Л знала, что мой преследователь здесь, еще до того, как он заговорил. Я повернулась. Он снял шляпу, и передо мной предстал Филипп де ла Айе, брат графини Вальдштейн.
Я ничего не сказала. Он тоже. Мы изучали друг друга, и я была удивлена, заметив признаки силы в этом пожилом теле, мощную бычью шею и большой агрессивный нос, обожженное солнцем лицо, почти что африканского типа. Граф все еще был привлекательным на вид, а двигался с удивительной в таком возрасте грацией, говорящей о физической силе, на которую он едва ли уже имел право.
Затем мой преследователь застонал и сел на маленькую скамейку около одной из арок. Я поняла, что он задыхается. С некоторым усилием мужчина снял пальто и положил его возле себя на скамейку, рядом с кожаной сумкой.
Я чувствовала запах мочи и других отходов, оставленных венецианцами, посещавшими сторожевую башню, и была счастлива, что здесь нет отца, который, несомненно, разрушил бы момент своей праведной брезгливостью.

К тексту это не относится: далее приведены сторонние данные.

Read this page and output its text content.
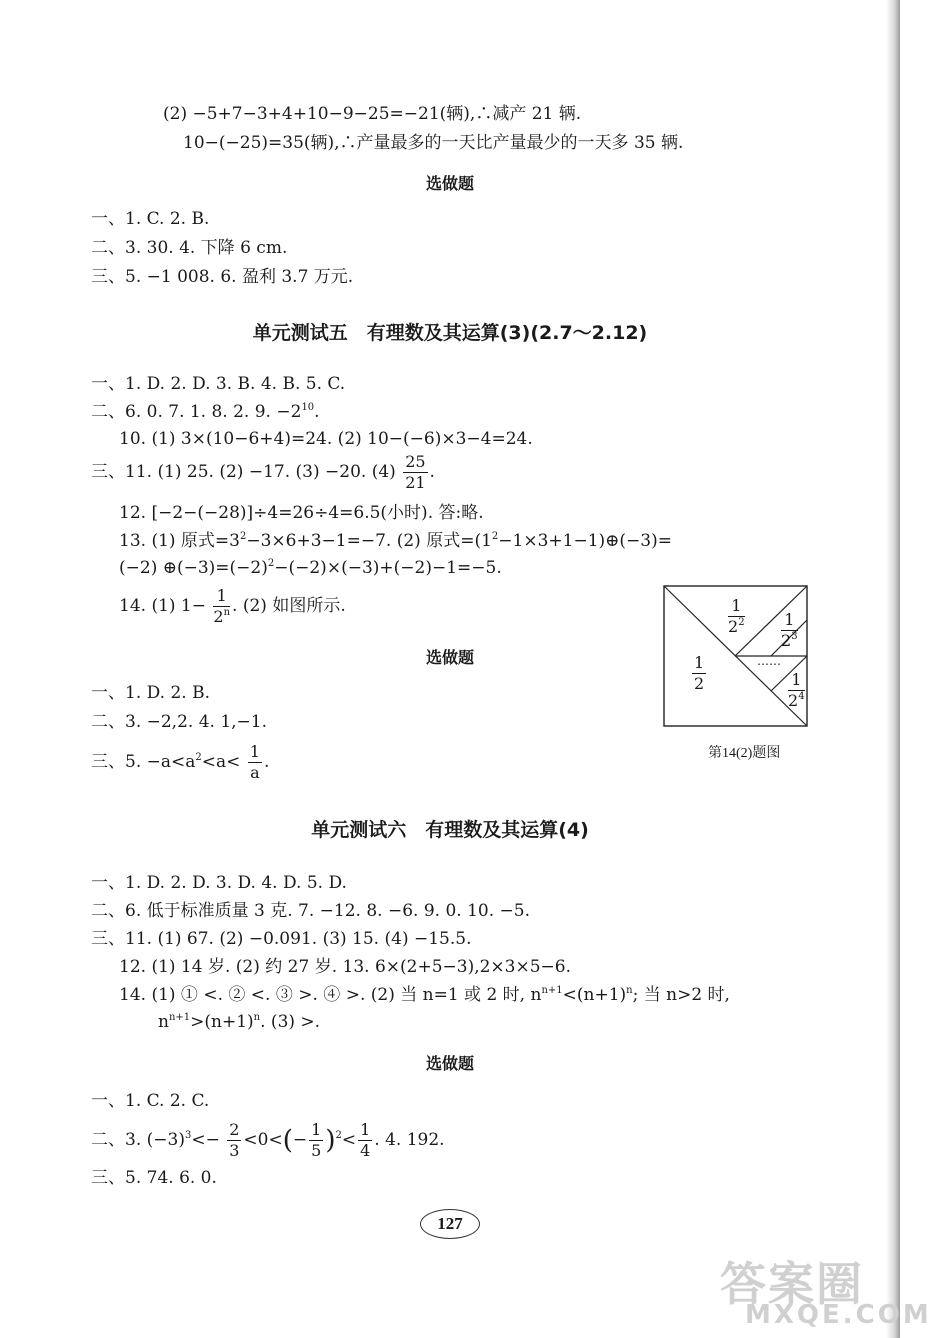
(2) −5+7−3+4+10−9−25=−21(辆),∴减产 21 辆.
10−(−25)=35(辆),∴产量最多的一天比产量最少的一天多 35 辆.
选做题
一、1. C. 2. B.
二、3. 30. 4. 下降 6 cm.
三、5. −1 008. 6. 盈利 3.7 万元.
单元测试五　有理数及其运算(3)(2.7～2.12)
一、1. D. 2. D. 3. B. 4. B. 5. C.
二、6. 0. 7. 1. 8. 2. 9. $-2^{10}$.
10. (1) 3×(10−6+4)=24. (2) 10−(−6)×3−4=24.
三、11. (1) 25. (2) −17. (3) −20. $(4) \frac{25}{21}$ .
12. [−2−(−28)]÷4=26÷4=6.5(小时). 答:略.
13. (1) 原式$=3^2-3\times 6+3-1=-7$. (2) 原式$=(1^2-1\times 3+1-1)\oplus(-3)=$
(−2) $\oplus(-3)=(-2)^2-(-2)\times(-3)+(-2)-1=-5$.
14. (1) $1- \frac{1}{2^n}$ . (2) 如图所示.
$\frac{1}{2}$
$\frac{1}{2^2} \frac{1}{2^3}$
……
$\frac{1}{2^4}$
第14(2)题图
选做题
一、1. D. 2. B.
二、3. −2,2. 4. 1,−1.
三、5. $-a<a^2<a< \frac{1}{a}$ .
单元测试六　有理数及其运算(4)
一、1. D. 2. D. 3. D. 4. D. 5. D.
二、6. 低于标准质量 3 克. 7. −12. 8. −6. 9. 0. 10. −5.
三、11. (1) 67. (2) −0.091. (3) 15. (4) −15.5.
12. (1) 14 岁. (2) 约 27 岁. 13. 6×(2+5−3),2×3×5−6.
14. (1) ① <. ② <. ③ >. ④ >. (2) 当 n=1 或 2 时, $n^{n+1}<(n+1)^n$; 当 n>2 时,
$n^{n+1}>(n+1)^n$. (3) >.
选做题
一、1. C. 2. C.
二、3. $(-3)^3<- \frac{2}{3} <0<(- \frac{1}{5} )^2< \frac{1}{4}$ . 4. 192.
三、5. 74. 6. 0.
127
答案圈
MXQE.COM
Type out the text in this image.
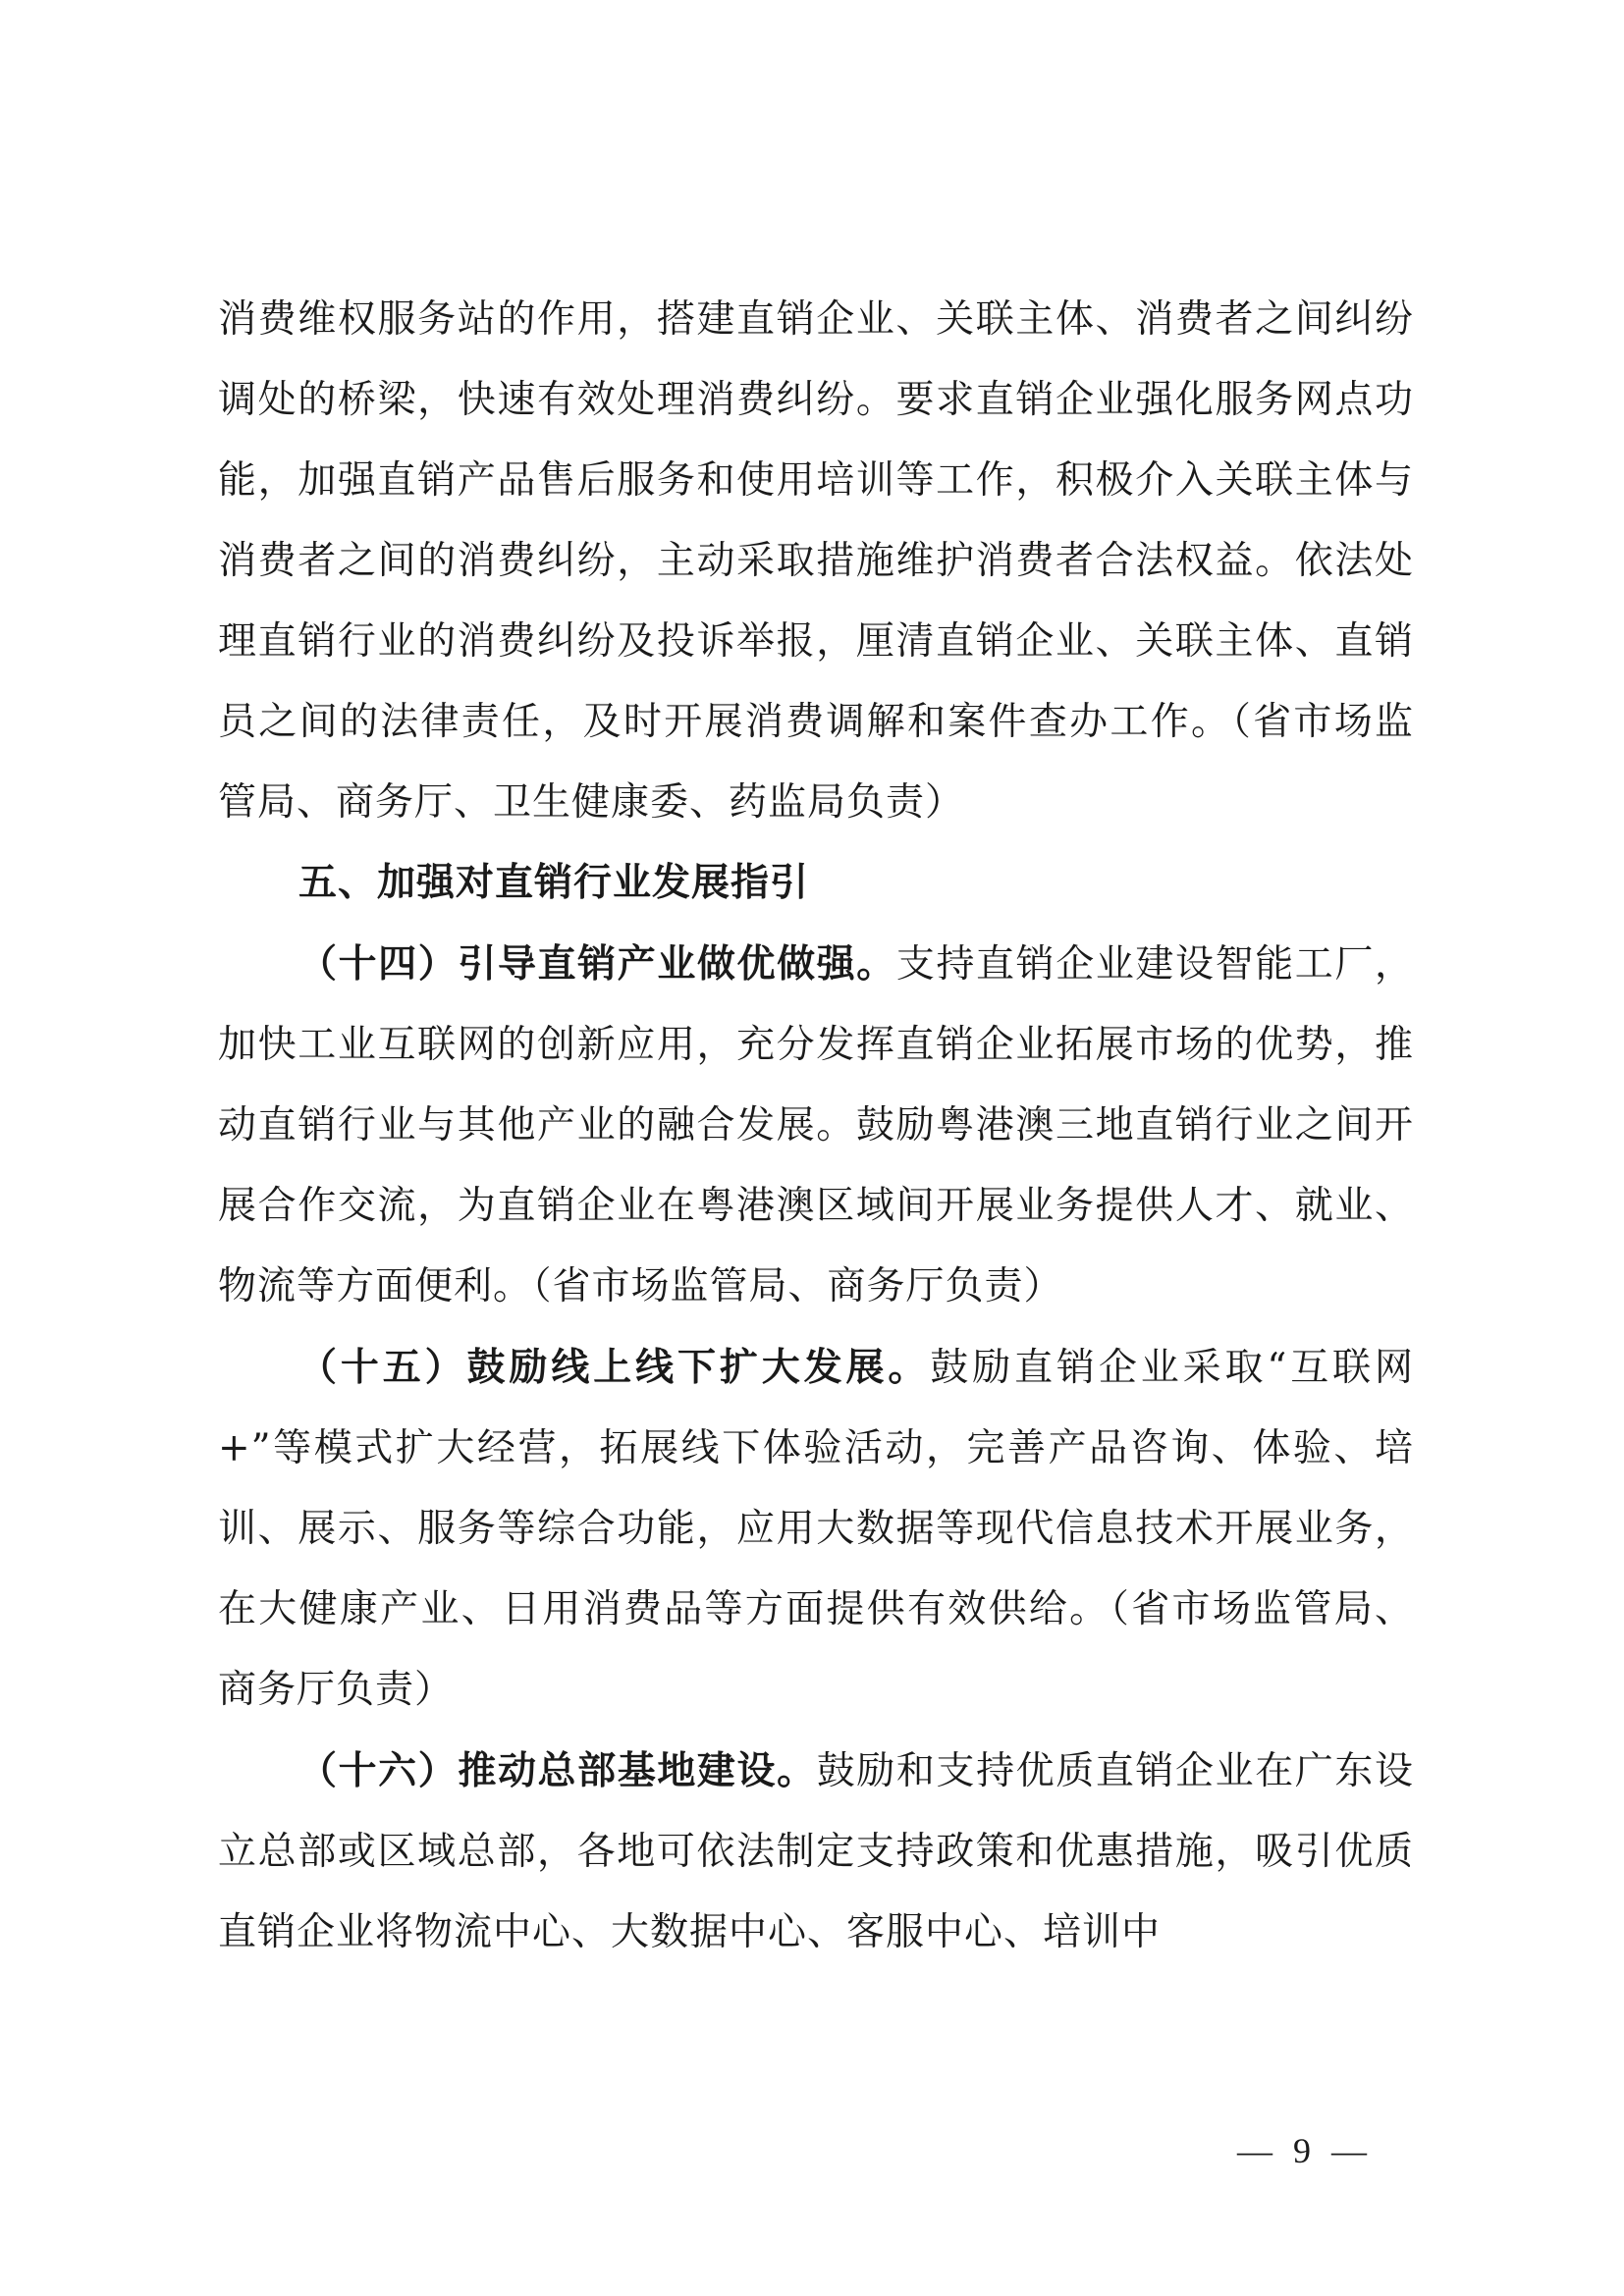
消费维权服务站的作用，搭建直销企业、关联主体、消费者之间纠纷调处的桥梁，快速有效处理消费纠纷。要求直销企业强化服务网点功能，加强直销产品售后服务和使用培训等工作，积极介入关联主体与消费者之间的消费纠纷，主动采取措施维护消费者合法权益。依法处理直销行业的消费纠纷及投诉举报，厘清直销企业、关联主体、直销员之间的法律责任，及时开展消费调解和案件查办工作。（省市场监管局、商务厅、卫生健康委、药监局负责）

五、加强对直销行业发展指引

（十四）引导直销产业做优做强。支持直销企业建设智能工厂，加快工业互联网的创新应用，充分发挥直销企业拓展市场的优势，推动直销行业与其他产业的融合发展。鼓励粤港澳三地直销行业之间开展合作交流，为直销企业在粤港澳区域间开展业务提供人才、就业、物流等方面便利。（省市场监管局、商务厅负责）

（十五）鼓励线上线下扩大发展。鼓励直销企业采取“互联网+”等模式扩大经营，拓展线下体验活动，完善产品咨询、体验、培训、展示、服务等综合功能，应用大数据等现代信息技术开展业务，在大健康产业、日用消费品等方面提供有效供给。（省市场监管局、商务厅负责）

（十六）推动总部基地建设。鼓励和支持优质直销企业在广东设立总部或区域总部，各地可依法制定支持政策和优惠措施，吸引优质直销企业将物流中心、大数据中心、客服中心、培训中

— 9 —
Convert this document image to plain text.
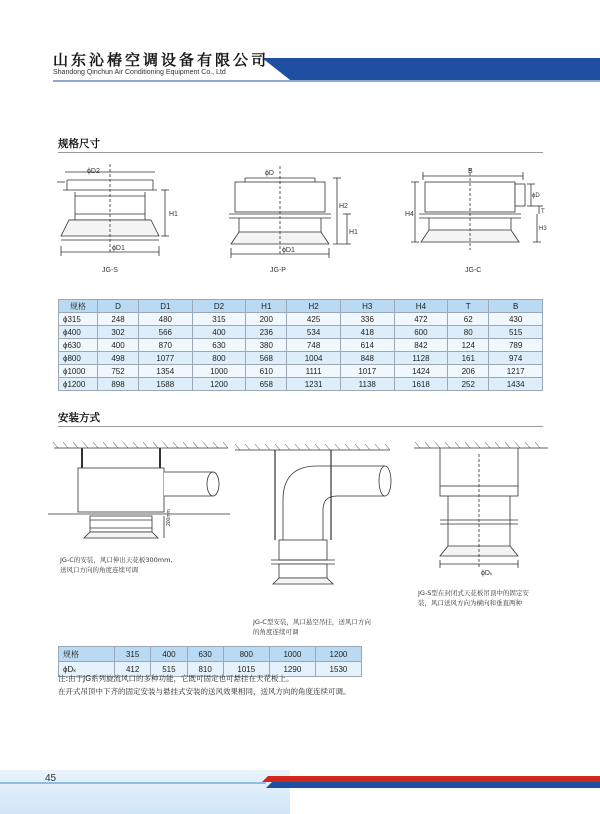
山东沁椿空调设备有限公司
Shandong Qinchun Air Conditioning Equipment Co., Ltd
规格尺寸
ϕD2
H1
ϕD1
JG-S
ϕD
H2
H1
ϕD1
JG-P
B
H4
ϕD
T
H3
JG-C
规格	D	D1	D2	H1	H2	H3	H4	T	B
ϕ315	248	480	315	200	425	336	472	62	430
ϕ400	302	566	400	236	534	418	600	80	515
ϕ630	400	870	630	380	748	614	842	124	789
ϕ800	498	1077	800	568	1004	848	1128	161	974
ϕ1000	752	1354	1000	610	1111	1017	1424	206	1217
ϕ1200	898	1588	1200	658	1231	1138	1618	252	1434
安装方式
200mm
JG-C的安装，风口伸出天花板300mm,
送风口方向的角度连续可调
JG-C型安装，风口悬空吊挂，送风口方向
的角度连续可调
ϕDₖ
JG-S型在封闭式天花板吊顶中的固定安
装，风口送风方向为横向和垂直两种
规格	315	400	630	800	1000	1200
ϕDₖ	412	515	810	1015	1290	1530
注:由于JG系列旋流风口的多种功能，它既可固定也可悬挂在天花板上。
在开式吊顶中下齐的固定安装与悬挂式安装的送风效果相同，送风方向的角度连续可调。
45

– Я не тот, за кого вы меня принимаете, – сказал этот человек низким голосом. – Я очень прошу простить меня, но в Венеции мне не следует раскрывать свою личность, и, возможно, даже сейчас за мной следят.
– Кто вы? – спросила я.
– Я известен как шевалье де Сейнгальт.
– Месье, но у вас же есть христианское имя? Я дитя революционного народа, а для нас титулы значат мало.
Он слегка улыбнулся.
– Я с радостью поведаю вам правду, мадемуазель. Вы были добры к Финетт на барже. Мое подлинное имя Джакомо, или Яков, как вы произнесли бы его по-английски.
– А фамилия, месье?
– Казанова.
– Так вы тот самый человек, который сбежал из тюрьмы в Герцогском дворце? Любимец женщин, описанный графом Вальдштейном?
Он кивнул.
– Я вам не верю! – воскликнула я.
Он склонил голову, затем порылся в кармане своего пальто и извлек огромный парик графини Вальдштейн. Он надел его на голову, подняв облако пудры, которое взлетело к небу, подобно пыли на сельской дороге.
Далеко снизу, с площади, доносились шум оркестра и смех людей. Я воззрилась на громадный парик, кудри которого были усыпаны poudreà maréchale.[9] По нему не ползали сверкающие жуки, и я почувствовала себя разочарованной.
– Мадемуазель, к сожалению, этот маскарад мне жизненно необходим. Я с позором покинул Венецию примерно двадцать лет назад, после публикации сатиры на драматурга аббата Чиариа. Это случилось как раз в тот год, когда друг аббата возглавил нашу инквизицию… Здесь было много ложных обвинений. – Он понизил голос. – А когда во Франции вспыхнула революция, шпионы Наполеона Бонапарта были загружены работой, собирая доказательства против всех подозреваемых в сочувствии к французскому королю. Я не в восторге и от революции, и от Наполеона. Но это ровным счетом ничего не значит для дураков, управляющих Венецией.
– Несомненно, у этих дураков не будет времени казнить вас теперь, когда Наполеон в Италии? – спросила я, сев на скамейку напротив него.
Он пожал плечами.
– О, моя пуританская девочка, не следует ожидать здравомыслия от Венецианской республики. В Париже несколько лет назад я повстречал Бенджамина Франклина, и он рассказал мне об истории вашей храброй, молодой страны. – Казанова снял парик и положил его рядом с сумкой, которая, как я неожиданно поняла, двигалась маленькими, почти неуловимыми толчками.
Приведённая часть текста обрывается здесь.